Sobre o rompimento com Ophir, que Vasconcelos anunciou na coletiva de ontem:
“Esse rompimento não é feito em causa própria, mas, na defesa da instituição e da sociedade. A quem interessa essa intervenção? Estão vindo pra cá intervir pra quê? Para restaurar o quê? Para recuperar o quê? Estão fazendo um golpe de uma minoria contra a maioria, contra a sociedade paraense. Eu espero que aqueles que venham pra cá tenham um décimo da coragem, do destemor cívico de enfrentar aristocracias poderosas deste estado. Que tenham coragem de levar a classe para as praças públicas, para exigir correção do MP e do Judiciário”.
“A minha atitude a partir de agora não pode ser outra: é ir ao Judiciário, para que seja restabelecido um princípio caro para nós – o princípio da legalidade; para restabelecer o devido processo legal”.
“Vou lhes dar um exemplo desse processo da Ordem: fui convidado para depor como informante. A mim não foi dado o direito de acompanhar o depoimento de alguém contra mim. A mim não foi perguntado se queria arrolar uma testemunha. Não foi perguntado a nenhum conselheiro ou funcionário: “o doutor Jarbas pediu para você votar a favor do doutor Robério? Na prática diária daqui, quando há interesses da Vale, do Governo, do Poder Judiciário, da Assembléia, o doutor Jarbas procura dizer vote a favor disso e esconda aquilo pra debaixo do pano?” Não, não tem ninguém. E eu desafio que haja alguém que diga que fiz isso em qualquer ato da minha vida, inclusive, nesse caso do terreno de Altamira”.
“Quem avaliou esse terreno (de Altamira) foram pessoas ligadas íntima, pessoal e politicamente ao presidente nacional da Ordem; quem aprovou aqui, todos eles, também.
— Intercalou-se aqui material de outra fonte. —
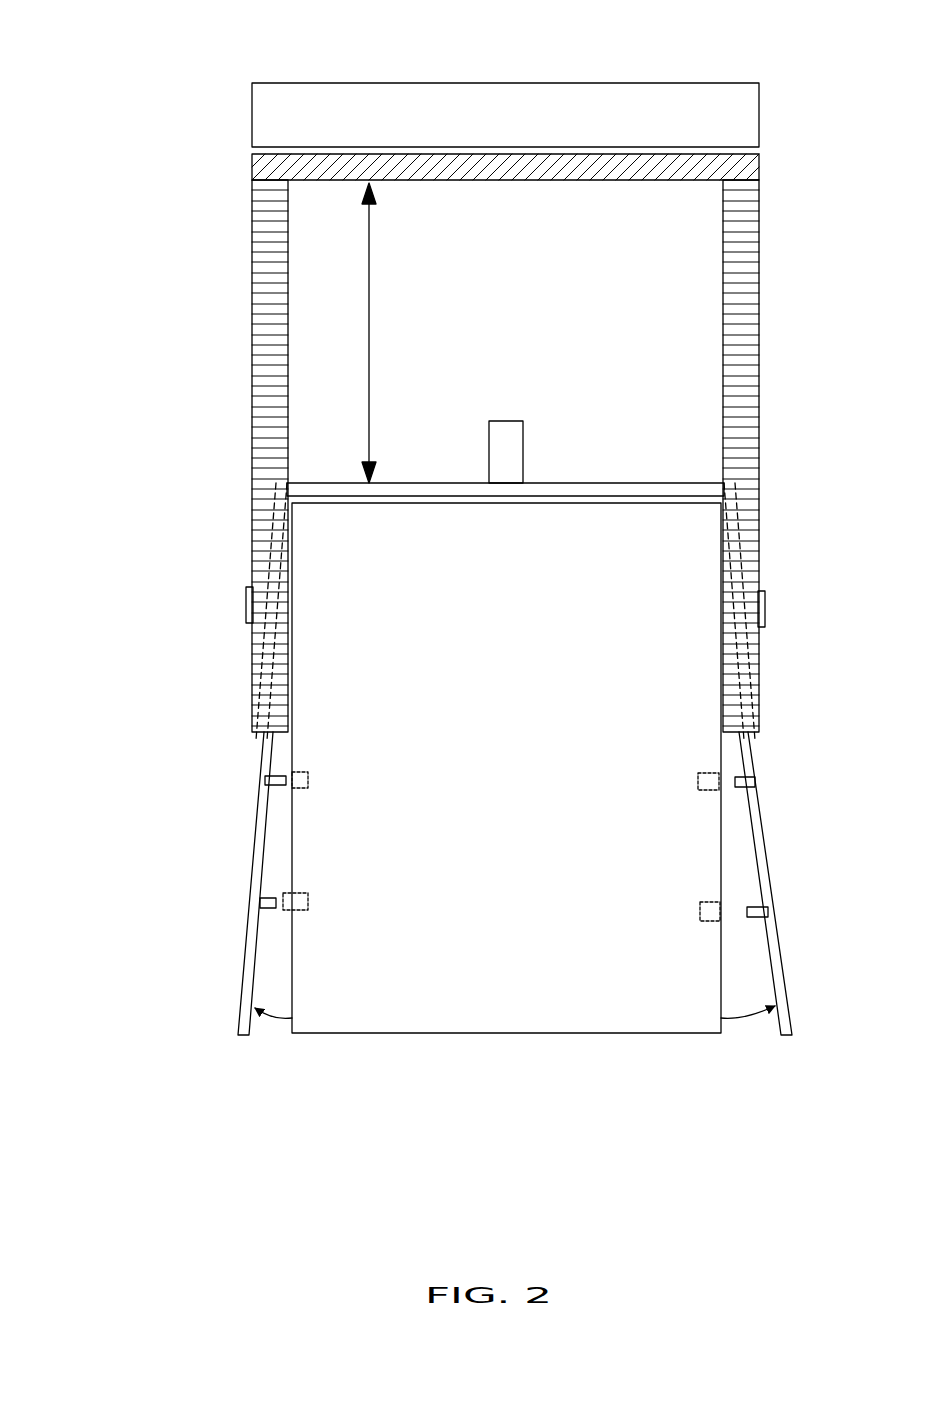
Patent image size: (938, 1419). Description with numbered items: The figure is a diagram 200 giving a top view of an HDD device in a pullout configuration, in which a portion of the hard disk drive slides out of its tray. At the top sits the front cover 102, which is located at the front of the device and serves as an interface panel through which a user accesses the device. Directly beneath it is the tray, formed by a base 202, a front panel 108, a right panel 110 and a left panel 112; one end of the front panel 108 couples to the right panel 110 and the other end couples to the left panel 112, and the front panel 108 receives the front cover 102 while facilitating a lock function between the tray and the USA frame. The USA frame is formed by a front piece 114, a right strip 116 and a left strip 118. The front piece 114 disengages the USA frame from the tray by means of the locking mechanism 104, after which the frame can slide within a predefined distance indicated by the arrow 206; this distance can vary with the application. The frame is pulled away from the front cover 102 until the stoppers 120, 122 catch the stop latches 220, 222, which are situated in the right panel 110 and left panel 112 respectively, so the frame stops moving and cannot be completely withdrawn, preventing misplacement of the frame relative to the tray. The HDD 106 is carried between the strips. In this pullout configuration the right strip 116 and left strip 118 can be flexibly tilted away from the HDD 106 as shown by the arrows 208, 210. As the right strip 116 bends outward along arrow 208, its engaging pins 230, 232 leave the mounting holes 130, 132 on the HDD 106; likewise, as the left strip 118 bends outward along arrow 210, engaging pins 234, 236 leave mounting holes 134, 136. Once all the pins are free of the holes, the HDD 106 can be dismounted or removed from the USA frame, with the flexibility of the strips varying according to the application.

E quem me denunciou foram eles – e o nosso presidente nacional, que encampou essa denúncia e usou da sua força, do seu poder econômico. Tanto é assim que as duas seccionais que mais enfrentaram a Diretoria do Conselho Federal ao meu favor, coincidentemente, foram as OABs que não precisam do Conselho Federal, porque são as mais ricas e poderosas da Federação: Rio de Janeiro e São Paulo. Isso dá bem a dimensão do fisiologismo do que foi essa decisão”.